Свободные странички в книжке все убавлялись, словно шагреневая кожа в знаменитом романе Бальзака, но Андрей уже знал, внушал себе подсознательно, что самый последний листок он никогда не заполнит и, значит, всегда будет носить эту записную книжку с собой, медленно вынимать ее из кармана, поглаживать мягкий переплет и вглядываться в тонкие узоры серебряной инкрустации с его инициалами, ища в них, как в заколдованном кругу, ответ на все один и тот же вопрос: зачем ему нужен ответ?
15
Он долго поднимался в гору по едва заметной тропинке. Шел нарочито спокойно, выполняя наставления врача проверить, как поведет себя сердце при такой тренировочной нагрузке. Врач посоветовал пойти вдвоем. На всякий случай. Андрей согласно кивнул головой. А пошел все же один. Если врачу хотелось проверить его сердце, то Андрею нужно было испытать самого себя. Не будет, никогда не будет он пугливо прислушиваться к своим болезням! И тренировать должен не сердце, а волю. Разумно, без жестокости, однако же неумолимо заставляя каждую клетку тела подчиняться только приказам, которые станет отдавать ей он, Андрей Путинцев. Возможность этого бесполезно доказывать врачам. Любому человеку известно - нельзя с ног на голову поставить основные законы природы.
А нарушать их можно. Потому что для него это все-таки лучший выбор.
Чем это кончится? Не большим, чем вообще кончается все.
Андрей остановился, взобравшись довольно высоко. Отсюда хорошо был виден город, лежащий, как и все большие города, под пологом синего дыма. Светлогорск простирался вдоль Аренги, особенно по ее правому берегу, на много километров, и дальние его окраины совсем терялись в дрожащем знойном мареве. Река, такая быстрая и переменчивая, отсюда, с высоты, казалась скованной льдом. Все было плоско, немо и неподвижно там, внизу и вдалеке.

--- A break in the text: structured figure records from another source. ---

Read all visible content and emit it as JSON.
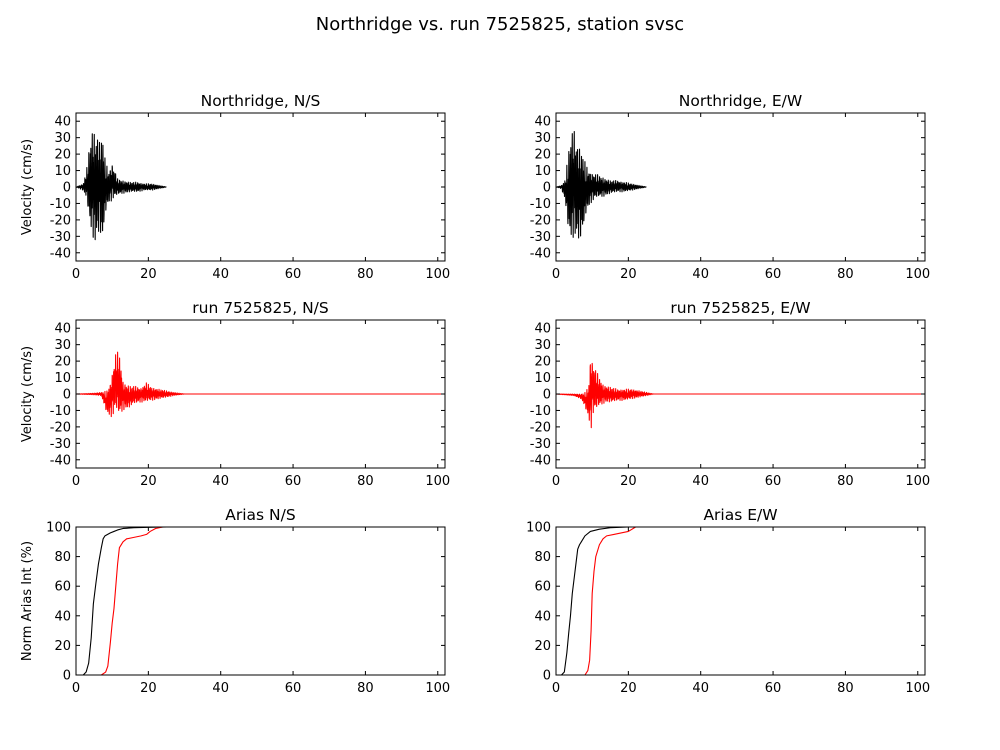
{
  "figure": {
    "title": "Northridge vs. run 7525825, station svsc"
  },
  "colors": {
    "recorded": "#000000",
    "simulated": "#ff0000",
    "background": "#ffffff"
  },
  "chart_data": [
    {
      "type": "line",
      "title": "Northridge, N/S",
      "xlabel": "",
      "ylabel": "Velocity (cm/s)",
      "xlim": [
        0,
        102
      ],
      "ylim": [
        -45,
        45
      ],
      "xticks": [
        "0",
        "20",
        "40",
        "60",
        "80",
        "100"
      ],
      "yticks": [
        "40",
        "30",
        "20",
        "10",
        "0",
        "-10",
        "-20",
        "-30",
        "-40"
      ],
      "series": [
        {
          "color": "#000000",
          "waveform": true,
          "duration": 25,
          "x": [
            0,
            2,
            3,
            4,
            4.8,
            5.2,
            6,
            6.6,
            7.3,
            8,
            9,
            10,
            11.5,
            13,
            15,
            17,
            19,
            21,
            23,
            25
          ],
          "y": [
            0,
            2,
            12,
            30,
            40,
            33,
            34,
            28,
            34,
            18,
            10,
            15,
            5,
            4,
            3,
            3,
            2,
            2,
            1,
            0
          ],
          "y_min": [
            0,
            -2,
            -8,
            -28,
            -32,
            -36,
            -30,
            -27,
            -37,
            -18,
            -10,
            -8,
            -5,
            -4,
            -3,
            -3,
            -2,
            -2,
            -1,
            0
          ]
        }
      ]
    },
    {
      "type": "line",
      "title": "Northridge, E/W",
      "xlabel": "",
      "ylabel": "",
      "xlim": [
        0,
        102
      ],
      "ylim": [
        -45,
        45
      ],
      "xticks": [
        "0",
        "20",
        "40",
        "60",
        "80",
        "100"
      ],
      "yticks": [
        "40",
        "30",
        "20",
        "10",
        "0",
        "-10",
        "-20",
        "-30",
        "-40"
      ],
      "series": [
        {
          "color": "#000000",
          "waveform": true,
          "duration": 25,
          "x": [
            0,
            1.5,
            2.5,
            3.5,
            4.3,
            5,
            5.5,
            6.5,
            7.3,
            8.2,
            9.5,
            11,
            13,
            15,
            17,
            19,
            21,
            23,
            25
          ],
          "y": [
            0,
            1,
            5,
            22,
            36,
            38,
            30,
            25,
            22,
            14,
            10,
            8,
            6,
            4,
            4,
            3,
            2,
            1,
            0
          ],
          "y_min": [
            0,
            -1,
            -8,
            -30,
            -35,
            -30,
            -32,
            -33,
            -30,
            -18,
            -10,
            -7,
            -6,
            -4,
            -3,
            -3,
            -2,
            -1,
            0
          ]
        }
      ]
    },
    {
      "type": "line",
      "title": "run 7525825, N/S",
      "xlabel": "",
      "ylabel": "Velocity (cm/s)",
      "xlim": [
        0,
        102
      ],
      "ylim": [
        -45,
        45
      ],
      "xticks": [
        "0",
        "20",
        "40",
        "60",
        "80",
        "100"
      ],
      "yticks": [
        "40",
        "30",
        "20",
        "10",
        "0",
        "-10",
        "-20",
        "-30",
        "-40"
      ],
      "series": [
        {
          "color": "#ff0000",
          "waveform": true,
          "duration": 102,
          "x": [
            0,
            5,
            7,
            8.5,
            9.5,
            10.5,
            11,
            12,
            13,
            14,
            15,
            16,
            18,
            19.5,
            21,
            23,
            25,
            27,
            30,
            102
          ],
          "y": [
            0,
            0.5,
            1,
            2,
            8,
            20,
            26,
            25,
            8,
            6,
            5,
            5,
            4,
            7,
            4,
            3,
            2,
            1,
            0,
            0
          ],
          "y_min": [
            0,
            -0.5,
            -1,
            -12,
            -14,
            -13,
            -10,
            -15,
            -10,
            -9,
            -8,
            -6,
            -5,
            -5,
            -4,
            -3,
            -2,
            -1,
            0,
            0
          ]
        }
      ]
    },
    {
      "type": "line",
      "title": "run 7525825, E/W",
      "xlabel": "",
      "ylabel": "",
      "xlim": [
        0,
        102
      ],
      "ylim": [
        -45,
        45
      ],
      "xticks": [
        "0",
        "20",
        "40",
        "60",
        "80",
        "100"
      ],
      "yticks": [
        "40",
        "30",
        "20",
        "10",
        "0",
        "-10",
        "-20",
        "-30",
        "-40"
      ],
      "series": [
        {
          "color": "#ff0000",
          "waveform": true,
          "duration": 102,
          "x": [
            0,
            5,
            7,
            8,
            9,
            9.6,
            10.2,
            11,
            12,
            13,
            14,
            15.5,
            17,
            19,
            21,
            23,
            25,
            27,
            102
          ],
          "y": [
            0,
            0,
            0,
            1,
            5,
            27,
            20,
            15,
            10,
            6,
            5,
            4,
            3,
            3,
            3,
            2,
            1,
            0,
            0
          ],
          "y_min": [
            0,
            -1,
            -3,
            -8,
            -15,
            -23,
            -13,
            -10,
            -8,
            -6,
            -5,
            -5,
            -4,
            -4,
            -3,
            -2,
            -1,
            0,
            0
          ]
        }
      ]
    },
    {
      "type": "line",
      "title": "Arias N/S",
      "xlabel": "",
      "ylabel": "Norm Arias Int (%)",
      "xlim": [
        0,
        102
      ],
      "ylim": [
        0,
        100
      ],
      "xticks": [
        "0",
        "20",
        "40",
        "60",
        "80",
        "100"
      ],
      "yticks": [
        "100",
        "80",
        "60",
        "40",
        "20",
        "0"
      ],
      "series": [
        {
          "color": "#000000",
          "x": [
            0,
            2,
            2.8,
            3.5,
            4.2,
            4.8,
            5.5,
            6.2,
            7,
            7.5,
            8,
            9.5,
            10.5,
            11.5,
            13,
            16,
            20,
            25,
            102
          ],
          "y": [
            0,
            0,
            2,
            8,
            25,
            48,
            62,
            75,
            86,
            92,
            94,
            96,
            97,
            98,
            99,
            99.5,
            99.8,
            100,
            100
          ]
        },
        {
          "color": "#ff0000",
          "x": [
            0,
            7,
            8.2,
            8.8,
            9.5,
            10,
            10.5,
            11,
            11.5,
            12,
            13,
            14,
            16,
            18,
            19.5,
            20.5,
            22,
            24,
            102
          ],
          "y": [
            0,
            0,
            2,
            6,
            22,
            35,
            45,
            60,
            75,
            86,
            90,
            92,
            93,
            94,
            95,
            97,
            99,
            100,
            100
          ]
        }
      ]
    },
    {
      "type": "line",
      "title": "Arias E/W",
      "xlabel": "",
      "ylabel": "",
      "xlim": [
        0,
        102
      ],
      "ylim": [
        0,
        100
      ],
      "xticks": [
        "0",
        "20",
        "40",
        "60",
        "80",
        "100"
      ],
      "yticks": [
        "100",
        "80",
        "60",
        "40",
        "20",
        "0"
      ],
      "series": [
        {
          "color": "#000000",
          "x": [
            0,
            1.5,
            2.3,
            3,
            3.5,
            4,
            4.5,
            5,
            5.5,
            6,
            6.5,
            7,
            8,
            9.5,
            12,
            15,
            20,
            102
          ],
          "y": [
            0,
            0,
            2,
            15,
            28,
            40,
            55,
            65,
            75,
            85,
            88,
            90,
            94,
            97,
            98.5,
            99.5,
            100,
            100
          ]
        },
        {
          "color": "#ff0000",
          "x": [
            0,
            8,
            8.8,
            9.3,
            9.7,
            10,
            10.5,
            11,
            12,
            13,
            14,
            16,
            18,
            20,
            22,
            102
          ],
          "y": [
            0,
            0,
            3,
            10,
            30,
            55,
            70,
            80,
            88,
            92,
            94,
            95,
            96,
            97,
            100,
            100
          ]
        }
      ]
    }
  ]
}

А вокруг Андрея целыми ватагами сновали бестелесные комарики, мошки, угловато порхали белокрылые бабочки и с гудом проносились толстые жадные пауты, норовя сразу же вонзить ему в плечи свое острое шило. Временами в вершинах деревьев прокатывался едва ощутимый южный ветерок, и тогда вздрагивали, крутились в разные стороны и долго не могли успокоиться круглые листья молодых осин, словно бы недовольных тем, что березки, боярки и черемухи замедленно и неохотно присоединялись к их суматошному разговору.
Была пора цветения многих трав, их высокие стебли грузно никли к земле, и там тоже шла своя непрерывная суета. Туда и сюда бегали какие-то жучки, ползали козявки, редко-редко схожие между собою, а чаще и совсем ни на что не похожие, так странно создала их природа, одной чрезмерно вытянув тонкие ножки, другую изогнув уродливым горбом, у третьей совсем выкатив малюсенькие глазки и без того на едва различимой голове, четвертую кокетливо наделив изумрудными пятнами на спинке и на боках, пятую сделан почти совершенно прозрачной. Муравьи издалека уверенно волокли к своим остро пахнущим домам-курганам сухие былки прошлогодней травы, обломки тонких полусгнивших веток ольховника, выбеленную дождями, опавшую сосновую хвою. Дикие пчелы, осы, шмели прилежно обыскивали каждый цветок, унося с собой хотя бы самую малость золотистой пыльцы, капельку медвяного нектара.
Все, все вблизи Андрея было в бесконечном, каждому из живых существ нужном, целесообразном движении. Так он отметил это для себя. Жизнь движение. И если движение прекращается...
Он остановился не потому, что добрался до места. И не потому, что устал. Ноги свободно несли его. Просто он почувствовал интуитивно, что наступил предел. Сделай он еще десятка полтора шагов вверх, и никакое усилие воли, никакой приказ уже не заставит сердце войти в нормальный ритм. Если сию же секунду не остановится он сам, остановится его сердце.
Андрей медленно опустился на невысокий холмик, подминая царственно покачивающиеся на ветру сиренево-пестрые саранки. Неведомо с чего накатившиеся слезы застлали все перед ним радужной пеленой. И трудно было поднять странно потяжелевшие руки, чтобы смахнуть слезы. Андрей зажмурился, превозмогая острую боль под лопаткой и словно бы с вызовом спрашивая кого-то, молча стоящего у него за спиной: "Ну а что же дальше?"